Did You Know?
Did You Know that Michigan has Very Restrictive Slip and Fall Laws?
Most people seem to think when you fall on some business property, the business is automatically required to pay for your expenses and injuries. Nothing could be further from the truth. In fact, the more obvious/blatant a particular condition is, the chances of recovery are reduced. It is known as the doctrine of “Open and Obvious”.

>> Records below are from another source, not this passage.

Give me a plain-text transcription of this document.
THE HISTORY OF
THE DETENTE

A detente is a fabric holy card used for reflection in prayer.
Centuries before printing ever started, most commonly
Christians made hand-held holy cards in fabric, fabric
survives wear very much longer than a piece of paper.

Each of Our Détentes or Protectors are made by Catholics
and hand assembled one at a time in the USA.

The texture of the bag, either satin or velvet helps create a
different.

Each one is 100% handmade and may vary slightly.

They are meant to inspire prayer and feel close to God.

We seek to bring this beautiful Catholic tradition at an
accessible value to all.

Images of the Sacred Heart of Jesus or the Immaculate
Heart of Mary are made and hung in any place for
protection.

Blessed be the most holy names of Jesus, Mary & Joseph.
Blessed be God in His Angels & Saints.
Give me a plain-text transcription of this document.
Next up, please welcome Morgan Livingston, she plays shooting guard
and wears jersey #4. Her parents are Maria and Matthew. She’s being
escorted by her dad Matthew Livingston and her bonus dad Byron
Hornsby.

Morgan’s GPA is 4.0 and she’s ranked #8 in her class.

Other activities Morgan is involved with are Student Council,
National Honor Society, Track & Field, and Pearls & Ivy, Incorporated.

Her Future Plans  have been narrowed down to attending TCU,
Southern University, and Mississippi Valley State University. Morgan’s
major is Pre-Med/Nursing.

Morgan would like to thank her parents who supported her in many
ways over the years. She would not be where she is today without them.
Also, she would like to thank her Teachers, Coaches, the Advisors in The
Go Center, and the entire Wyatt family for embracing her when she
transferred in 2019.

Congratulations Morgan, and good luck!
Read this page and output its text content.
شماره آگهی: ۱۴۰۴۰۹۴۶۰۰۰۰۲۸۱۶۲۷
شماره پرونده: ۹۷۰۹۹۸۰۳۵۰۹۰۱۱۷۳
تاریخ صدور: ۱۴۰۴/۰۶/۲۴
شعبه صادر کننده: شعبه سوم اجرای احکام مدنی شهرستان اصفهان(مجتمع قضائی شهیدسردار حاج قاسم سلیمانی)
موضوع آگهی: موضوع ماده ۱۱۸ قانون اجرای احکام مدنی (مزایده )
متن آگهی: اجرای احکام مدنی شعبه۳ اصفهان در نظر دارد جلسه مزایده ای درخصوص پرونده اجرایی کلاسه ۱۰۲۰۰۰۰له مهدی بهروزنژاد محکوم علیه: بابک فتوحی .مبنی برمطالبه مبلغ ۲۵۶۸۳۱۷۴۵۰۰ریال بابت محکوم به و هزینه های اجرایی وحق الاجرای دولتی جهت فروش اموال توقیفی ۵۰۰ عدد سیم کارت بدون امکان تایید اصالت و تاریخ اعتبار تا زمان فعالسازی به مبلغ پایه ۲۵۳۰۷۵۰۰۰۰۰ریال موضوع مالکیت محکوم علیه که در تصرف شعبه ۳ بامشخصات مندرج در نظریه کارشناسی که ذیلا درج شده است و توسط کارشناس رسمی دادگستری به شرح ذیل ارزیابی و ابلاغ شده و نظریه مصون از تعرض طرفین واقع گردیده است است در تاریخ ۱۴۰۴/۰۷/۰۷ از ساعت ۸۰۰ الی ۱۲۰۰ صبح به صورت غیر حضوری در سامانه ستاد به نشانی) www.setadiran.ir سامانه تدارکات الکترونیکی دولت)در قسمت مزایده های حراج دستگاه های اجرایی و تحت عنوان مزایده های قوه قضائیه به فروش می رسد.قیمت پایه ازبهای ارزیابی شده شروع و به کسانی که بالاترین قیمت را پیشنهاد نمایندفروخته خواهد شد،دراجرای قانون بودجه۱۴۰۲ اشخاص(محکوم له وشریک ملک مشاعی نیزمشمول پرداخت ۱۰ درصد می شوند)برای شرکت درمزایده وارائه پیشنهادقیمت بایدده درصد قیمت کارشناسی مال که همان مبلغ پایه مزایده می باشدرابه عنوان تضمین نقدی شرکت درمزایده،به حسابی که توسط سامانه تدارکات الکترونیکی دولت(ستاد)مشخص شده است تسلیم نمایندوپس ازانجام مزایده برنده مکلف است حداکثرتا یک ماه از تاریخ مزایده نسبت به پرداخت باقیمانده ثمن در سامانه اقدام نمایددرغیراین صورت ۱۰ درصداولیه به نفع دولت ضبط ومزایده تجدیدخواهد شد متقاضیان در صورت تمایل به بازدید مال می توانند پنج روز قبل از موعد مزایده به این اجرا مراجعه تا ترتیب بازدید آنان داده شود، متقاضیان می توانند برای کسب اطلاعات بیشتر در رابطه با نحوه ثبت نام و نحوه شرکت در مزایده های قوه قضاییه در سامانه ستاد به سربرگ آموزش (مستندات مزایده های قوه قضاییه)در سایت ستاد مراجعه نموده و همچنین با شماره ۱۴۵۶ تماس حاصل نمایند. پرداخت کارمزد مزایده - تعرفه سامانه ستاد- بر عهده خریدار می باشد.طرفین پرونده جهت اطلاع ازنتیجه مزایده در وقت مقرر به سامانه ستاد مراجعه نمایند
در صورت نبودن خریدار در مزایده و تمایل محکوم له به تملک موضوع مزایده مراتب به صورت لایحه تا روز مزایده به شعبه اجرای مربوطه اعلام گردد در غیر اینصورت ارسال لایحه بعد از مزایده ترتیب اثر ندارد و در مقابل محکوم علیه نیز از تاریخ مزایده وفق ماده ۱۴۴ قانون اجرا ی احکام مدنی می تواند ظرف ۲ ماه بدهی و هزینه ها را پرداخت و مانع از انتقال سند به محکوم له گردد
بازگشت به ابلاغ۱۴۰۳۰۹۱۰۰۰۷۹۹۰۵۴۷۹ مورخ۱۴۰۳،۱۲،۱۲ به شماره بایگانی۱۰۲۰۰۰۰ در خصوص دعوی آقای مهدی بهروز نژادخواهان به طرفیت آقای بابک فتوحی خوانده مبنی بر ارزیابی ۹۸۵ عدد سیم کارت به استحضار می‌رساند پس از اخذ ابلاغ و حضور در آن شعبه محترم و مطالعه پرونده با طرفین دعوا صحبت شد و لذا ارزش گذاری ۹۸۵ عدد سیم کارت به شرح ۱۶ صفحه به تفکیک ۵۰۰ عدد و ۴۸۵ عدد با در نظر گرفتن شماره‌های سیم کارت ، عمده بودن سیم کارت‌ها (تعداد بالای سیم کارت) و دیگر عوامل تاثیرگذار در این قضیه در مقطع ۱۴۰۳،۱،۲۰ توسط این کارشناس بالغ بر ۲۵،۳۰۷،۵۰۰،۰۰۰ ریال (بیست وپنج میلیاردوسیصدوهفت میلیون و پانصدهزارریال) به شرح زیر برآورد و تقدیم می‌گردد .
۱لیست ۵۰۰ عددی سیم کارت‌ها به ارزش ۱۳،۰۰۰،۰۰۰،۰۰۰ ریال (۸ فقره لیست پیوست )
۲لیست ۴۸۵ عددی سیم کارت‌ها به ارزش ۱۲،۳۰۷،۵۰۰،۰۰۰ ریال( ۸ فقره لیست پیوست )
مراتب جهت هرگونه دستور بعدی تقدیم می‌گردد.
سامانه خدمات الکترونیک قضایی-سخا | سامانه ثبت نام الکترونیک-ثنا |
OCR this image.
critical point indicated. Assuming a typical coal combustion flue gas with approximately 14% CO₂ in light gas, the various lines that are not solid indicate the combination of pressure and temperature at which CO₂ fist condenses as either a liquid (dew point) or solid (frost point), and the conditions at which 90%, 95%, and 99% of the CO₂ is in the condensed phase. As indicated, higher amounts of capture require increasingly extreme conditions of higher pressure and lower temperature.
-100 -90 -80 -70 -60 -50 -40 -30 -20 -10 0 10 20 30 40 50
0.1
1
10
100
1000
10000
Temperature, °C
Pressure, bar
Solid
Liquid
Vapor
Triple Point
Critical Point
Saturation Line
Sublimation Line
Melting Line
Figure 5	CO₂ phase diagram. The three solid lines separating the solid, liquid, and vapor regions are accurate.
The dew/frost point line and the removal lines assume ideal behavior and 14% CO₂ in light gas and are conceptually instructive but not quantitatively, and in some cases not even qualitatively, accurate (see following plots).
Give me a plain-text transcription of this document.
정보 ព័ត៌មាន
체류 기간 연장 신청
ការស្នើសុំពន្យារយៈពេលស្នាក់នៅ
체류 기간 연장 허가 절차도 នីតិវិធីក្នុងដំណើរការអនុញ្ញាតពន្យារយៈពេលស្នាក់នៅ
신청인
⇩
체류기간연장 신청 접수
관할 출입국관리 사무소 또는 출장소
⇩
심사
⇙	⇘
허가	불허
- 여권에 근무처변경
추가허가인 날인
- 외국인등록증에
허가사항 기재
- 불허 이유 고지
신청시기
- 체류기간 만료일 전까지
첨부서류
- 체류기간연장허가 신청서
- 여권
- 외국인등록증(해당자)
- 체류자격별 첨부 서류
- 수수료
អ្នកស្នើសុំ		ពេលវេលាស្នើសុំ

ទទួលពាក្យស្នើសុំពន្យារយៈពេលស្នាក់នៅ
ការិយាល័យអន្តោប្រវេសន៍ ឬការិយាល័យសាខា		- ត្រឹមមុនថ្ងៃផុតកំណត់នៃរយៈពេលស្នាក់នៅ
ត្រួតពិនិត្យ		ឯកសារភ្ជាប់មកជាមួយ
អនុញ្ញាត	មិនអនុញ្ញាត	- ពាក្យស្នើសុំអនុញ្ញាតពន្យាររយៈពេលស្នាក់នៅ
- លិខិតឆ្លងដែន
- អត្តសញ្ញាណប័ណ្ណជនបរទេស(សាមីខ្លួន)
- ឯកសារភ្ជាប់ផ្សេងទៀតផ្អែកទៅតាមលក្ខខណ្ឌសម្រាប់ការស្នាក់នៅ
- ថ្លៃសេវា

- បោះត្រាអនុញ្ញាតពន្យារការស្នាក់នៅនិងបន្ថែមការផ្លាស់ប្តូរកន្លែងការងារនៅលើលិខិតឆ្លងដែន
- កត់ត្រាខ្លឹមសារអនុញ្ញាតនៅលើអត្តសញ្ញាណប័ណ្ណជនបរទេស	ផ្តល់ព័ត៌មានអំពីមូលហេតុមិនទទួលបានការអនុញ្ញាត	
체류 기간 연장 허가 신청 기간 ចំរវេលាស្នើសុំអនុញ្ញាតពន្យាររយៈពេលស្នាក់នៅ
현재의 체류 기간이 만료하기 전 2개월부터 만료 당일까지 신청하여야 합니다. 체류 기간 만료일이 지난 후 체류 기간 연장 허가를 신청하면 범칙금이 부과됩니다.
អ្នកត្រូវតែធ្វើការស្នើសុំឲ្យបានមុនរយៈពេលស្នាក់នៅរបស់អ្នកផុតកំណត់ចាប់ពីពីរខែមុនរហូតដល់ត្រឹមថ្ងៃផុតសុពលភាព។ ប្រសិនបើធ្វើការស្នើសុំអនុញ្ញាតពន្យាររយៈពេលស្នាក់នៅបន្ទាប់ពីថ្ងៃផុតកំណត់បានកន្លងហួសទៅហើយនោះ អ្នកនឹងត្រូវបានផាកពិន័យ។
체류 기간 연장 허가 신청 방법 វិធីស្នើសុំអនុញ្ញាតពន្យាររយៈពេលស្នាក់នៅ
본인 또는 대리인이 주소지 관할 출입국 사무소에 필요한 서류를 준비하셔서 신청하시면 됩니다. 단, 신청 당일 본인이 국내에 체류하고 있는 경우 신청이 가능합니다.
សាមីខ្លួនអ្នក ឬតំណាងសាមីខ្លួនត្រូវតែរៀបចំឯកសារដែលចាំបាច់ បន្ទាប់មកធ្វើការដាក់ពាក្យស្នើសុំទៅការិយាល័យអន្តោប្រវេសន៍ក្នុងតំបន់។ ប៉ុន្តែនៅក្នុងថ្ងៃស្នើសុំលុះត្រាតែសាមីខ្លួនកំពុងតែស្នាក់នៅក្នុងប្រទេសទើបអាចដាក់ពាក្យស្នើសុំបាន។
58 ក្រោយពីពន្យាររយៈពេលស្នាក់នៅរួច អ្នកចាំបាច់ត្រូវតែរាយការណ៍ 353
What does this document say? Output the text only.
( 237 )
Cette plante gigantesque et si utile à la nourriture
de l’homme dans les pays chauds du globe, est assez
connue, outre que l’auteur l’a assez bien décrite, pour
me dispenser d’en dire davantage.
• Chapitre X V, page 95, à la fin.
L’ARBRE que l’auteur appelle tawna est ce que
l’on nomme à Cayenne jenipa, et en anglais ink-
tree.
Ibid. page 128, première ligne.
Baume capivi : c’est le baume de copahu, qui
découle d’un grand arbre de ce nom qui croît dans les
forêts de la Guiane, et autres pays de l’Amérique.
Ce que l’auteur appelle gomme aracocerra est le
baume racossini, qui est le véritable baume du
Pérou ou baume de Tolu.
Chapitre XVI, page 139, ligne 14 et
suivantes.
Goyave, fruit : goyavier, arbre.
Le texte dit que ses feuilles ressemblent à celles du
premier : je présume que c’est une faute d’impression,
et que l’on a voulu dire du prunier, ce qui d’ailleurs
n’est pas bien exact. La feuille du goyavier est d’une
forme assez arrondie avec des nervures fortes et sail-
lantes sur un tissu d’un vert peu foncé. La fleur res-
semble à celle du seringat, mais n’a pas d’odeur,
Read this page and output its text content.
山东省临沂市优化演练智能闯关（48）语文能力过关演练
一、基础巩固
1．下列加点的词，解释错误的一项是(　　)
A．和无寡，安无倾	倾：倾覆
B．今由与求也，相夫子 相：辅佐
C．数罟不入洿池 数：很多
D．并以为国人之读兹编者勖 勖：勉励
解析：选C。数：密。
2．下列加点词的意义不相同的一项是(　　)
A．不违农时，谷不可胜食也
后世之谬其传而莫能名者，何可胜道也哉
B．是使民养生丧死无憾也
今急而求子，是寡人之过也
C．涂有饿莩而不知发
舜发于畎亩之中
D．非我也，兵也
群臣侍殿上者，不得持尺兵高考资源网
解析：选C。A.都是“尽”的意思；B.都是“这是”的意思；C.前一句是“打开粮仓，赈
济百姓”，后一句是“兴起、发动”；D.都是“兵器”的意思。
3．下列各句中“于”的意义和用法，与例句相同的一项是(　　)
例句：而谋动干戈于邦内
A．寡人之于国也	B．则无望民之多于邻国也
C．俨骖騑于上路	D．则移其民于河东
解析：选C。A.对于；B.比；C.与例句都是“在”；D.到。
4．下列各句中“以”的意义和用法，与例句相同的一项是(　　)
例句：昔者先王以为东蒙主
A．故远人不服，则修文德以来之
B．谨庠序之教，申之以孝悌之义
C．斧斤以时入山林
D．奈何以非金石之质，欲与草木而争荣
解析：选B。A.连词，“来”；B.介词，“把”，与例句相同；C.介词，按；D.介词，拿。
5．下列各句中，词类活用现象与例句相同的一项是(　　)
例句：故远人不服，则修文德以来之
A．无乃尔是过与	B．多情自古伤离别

Over the past several years, Michigan Courts have increasingly been preventing persons who have been injured on someone else’s property from recovering any damages based upon this “open and obvious” defense. Property owners are held by Michigan law to have certain duties to keep their property reasonably safe. However, Michigan Courts have increasingly held that property owners are NOT required to protect you from dangers that are “open and obvious”. This means that, if the Court feels that a “reasonable person of ordinary intelligence”should have discovered the condition that caused your injury, the property owner is entitled to assume that you would discover that condition as well and then take steps to protect yourself. This rule can sometimes have harsh consequences in its application because persons are often distracted as they walk and assume that a property owner had maintained their property in a reasonably safe manner. Therefore, if the dangerous condition that causes your injury is “open and obvious”, the Court will often rule that the property owner owes no duty at all to protect you and your claim will fail.